Sekolah dapat melakukan analisis SWOT untuk mengetahui potensi kekuatan dan mengetahui kelemahan yang ada, serta untuk mengetahui ancaman dari dalam dan dari luar, dan untuk mengetahui peluang yang ada bagi sekolah dalam penyelenggaraan pendidikan. Dari hasil analisis ini sekolah dapat melakukan langkah-langkah untuk mengatasi berbagai kendala, kelemahan, dan ancaman yang timbul sehingga sekolah mampu menjalankan penyelenggaraan pendidikan secara baik dan profesional menurut kemampuan dan kondisi masingmasing (DEPDIKNAS 2007).
Analisis SWOT dipergunakan untuk memetakan faktor-faktor internal (kelemahan dan kekurangan) dan faktor eksternal (peluang dan ancaman). Dari diagram SWOT maka dibuat strategi-strategi untuk penguatan dan pengembangan peyelenggaraan sarapan bersama menu sepinggan.
Dari strategi jangka pendek dan menengah diperoleh langkah penguatan yang mudah dan dapat segera diterapkan. Langkah tersebut menyangkut sosialisasi, partisipasi, koordinasi, percontohan dan monitoring serta evaluasi yang dapat dilakukan dilingkungan yang terbatas.

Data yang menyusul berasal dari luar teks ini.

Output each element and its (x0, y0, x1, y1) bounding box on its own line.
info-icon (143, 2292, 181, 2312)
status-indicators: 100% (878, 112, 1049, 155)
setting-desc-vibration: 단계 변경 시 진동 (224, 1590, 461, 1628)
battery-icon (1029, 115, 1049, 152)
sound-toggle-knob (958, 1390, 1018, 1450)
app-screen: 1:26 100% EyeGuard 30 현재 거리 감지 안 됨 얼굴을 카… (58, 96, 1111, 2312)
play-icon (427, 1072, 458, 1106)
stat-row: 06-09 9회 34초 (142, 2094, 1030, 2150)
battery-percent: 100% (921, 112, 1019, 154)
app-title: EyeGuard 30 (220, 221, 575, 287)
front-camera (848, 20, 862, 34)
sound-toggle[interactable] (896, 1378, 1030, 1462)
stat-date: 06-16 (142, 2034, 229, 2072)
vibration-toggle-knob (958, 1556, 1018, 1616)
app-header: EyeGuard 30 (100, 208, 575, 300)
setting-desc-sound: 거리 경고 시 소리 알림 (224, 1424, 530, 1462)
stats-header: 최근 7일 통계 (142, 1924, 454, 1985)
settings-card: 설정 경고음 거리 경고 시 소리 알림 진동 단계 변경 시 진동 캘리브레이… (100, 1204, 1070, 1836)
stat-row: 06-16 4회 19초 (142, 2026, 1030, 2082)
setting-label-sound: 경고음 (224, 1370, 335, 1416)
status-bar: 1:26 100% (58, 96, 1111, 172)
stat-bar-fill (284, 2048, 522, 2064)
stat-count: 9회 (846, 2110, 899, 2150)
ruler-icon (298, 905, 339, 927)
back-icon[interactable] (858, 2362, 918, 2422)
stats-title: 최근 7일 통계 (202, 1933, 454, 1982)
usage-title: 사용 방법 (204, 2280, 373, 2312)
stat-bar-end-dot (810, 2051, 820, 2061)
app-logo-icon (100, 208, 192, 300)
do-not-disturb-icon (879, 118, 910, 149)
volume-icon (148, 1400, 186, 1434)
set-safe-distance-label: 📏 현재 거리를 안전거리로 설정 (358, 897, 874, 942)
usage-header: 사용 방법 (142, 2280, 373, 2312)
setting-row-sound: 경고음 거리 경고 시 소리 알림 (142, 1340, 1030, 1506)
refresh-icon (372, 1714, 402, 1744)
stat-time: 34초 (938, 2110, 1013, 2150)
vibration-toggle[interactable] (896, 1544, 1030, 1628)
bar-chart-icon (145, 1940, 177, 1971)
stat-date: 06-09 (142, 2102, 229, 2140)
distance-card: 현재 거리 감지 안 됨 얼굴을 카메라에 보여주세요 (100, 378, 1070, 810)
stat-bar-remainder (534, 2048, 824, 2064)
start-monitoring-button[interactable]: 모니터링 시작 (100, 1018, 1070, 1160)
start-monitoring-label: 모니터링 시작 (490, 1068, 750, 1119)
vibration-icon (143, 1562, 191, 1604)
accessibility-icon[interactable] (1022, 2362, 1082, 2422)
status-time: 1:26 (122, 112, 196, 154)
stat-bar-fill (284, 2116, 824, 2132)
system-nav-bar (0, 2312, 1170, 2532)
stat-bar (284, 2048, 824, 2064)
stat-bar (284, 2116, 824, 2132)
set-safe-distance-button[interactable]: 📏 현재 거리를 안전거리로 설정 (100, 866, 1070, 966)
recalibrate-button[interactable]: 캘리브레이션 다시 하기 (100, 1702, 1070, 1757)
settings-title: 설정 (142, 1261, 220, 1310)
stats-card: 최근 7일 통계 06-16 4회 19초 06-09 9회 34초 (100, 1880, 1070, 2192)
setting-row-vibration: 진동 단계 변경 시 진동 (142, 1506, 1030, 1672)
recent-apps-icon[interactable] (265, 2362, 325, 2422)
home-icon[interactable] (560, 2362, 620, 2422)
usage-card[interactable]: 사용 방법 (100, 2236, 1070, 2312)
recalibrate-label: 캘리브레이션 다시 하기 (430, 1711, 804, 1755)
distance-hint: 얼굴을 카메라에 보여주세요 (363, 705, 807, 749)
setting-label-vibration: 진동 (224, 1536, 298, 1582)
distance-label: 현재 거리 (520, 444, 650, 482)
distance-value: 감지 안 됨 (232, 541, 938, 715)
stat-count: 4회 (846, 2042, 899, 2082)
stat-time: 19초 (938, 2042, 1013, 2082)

Pada strategi jangka panjang dibutuhkan intervensi pemerintah dan hal tersebut membutuhkan waktu yang cukup lama. Langkah dalam strategi jangka panjang meliputi masalah legalitas sebagai payung hukum program penyelenggaraan sarapan bersama menu sepinggan, koordinasi yang terintegrasi antar departemen, sampai subsidi untuk penyediaan dana sehingga dapat menjamin keberlangsungan (sustainability) program.
Dari diagram SWOT dapat juga ditunjukkan dampak positif lainnya dari penyelenggaraan sarapan bersama menu sepinggan ini. Disamping Visi, Misi dan Tujuan utama program ini, juga diperoleh pendidikan etika sosial, pendidikan gizi, kebersamaan dan kepedulian sosial, dan lain-lain.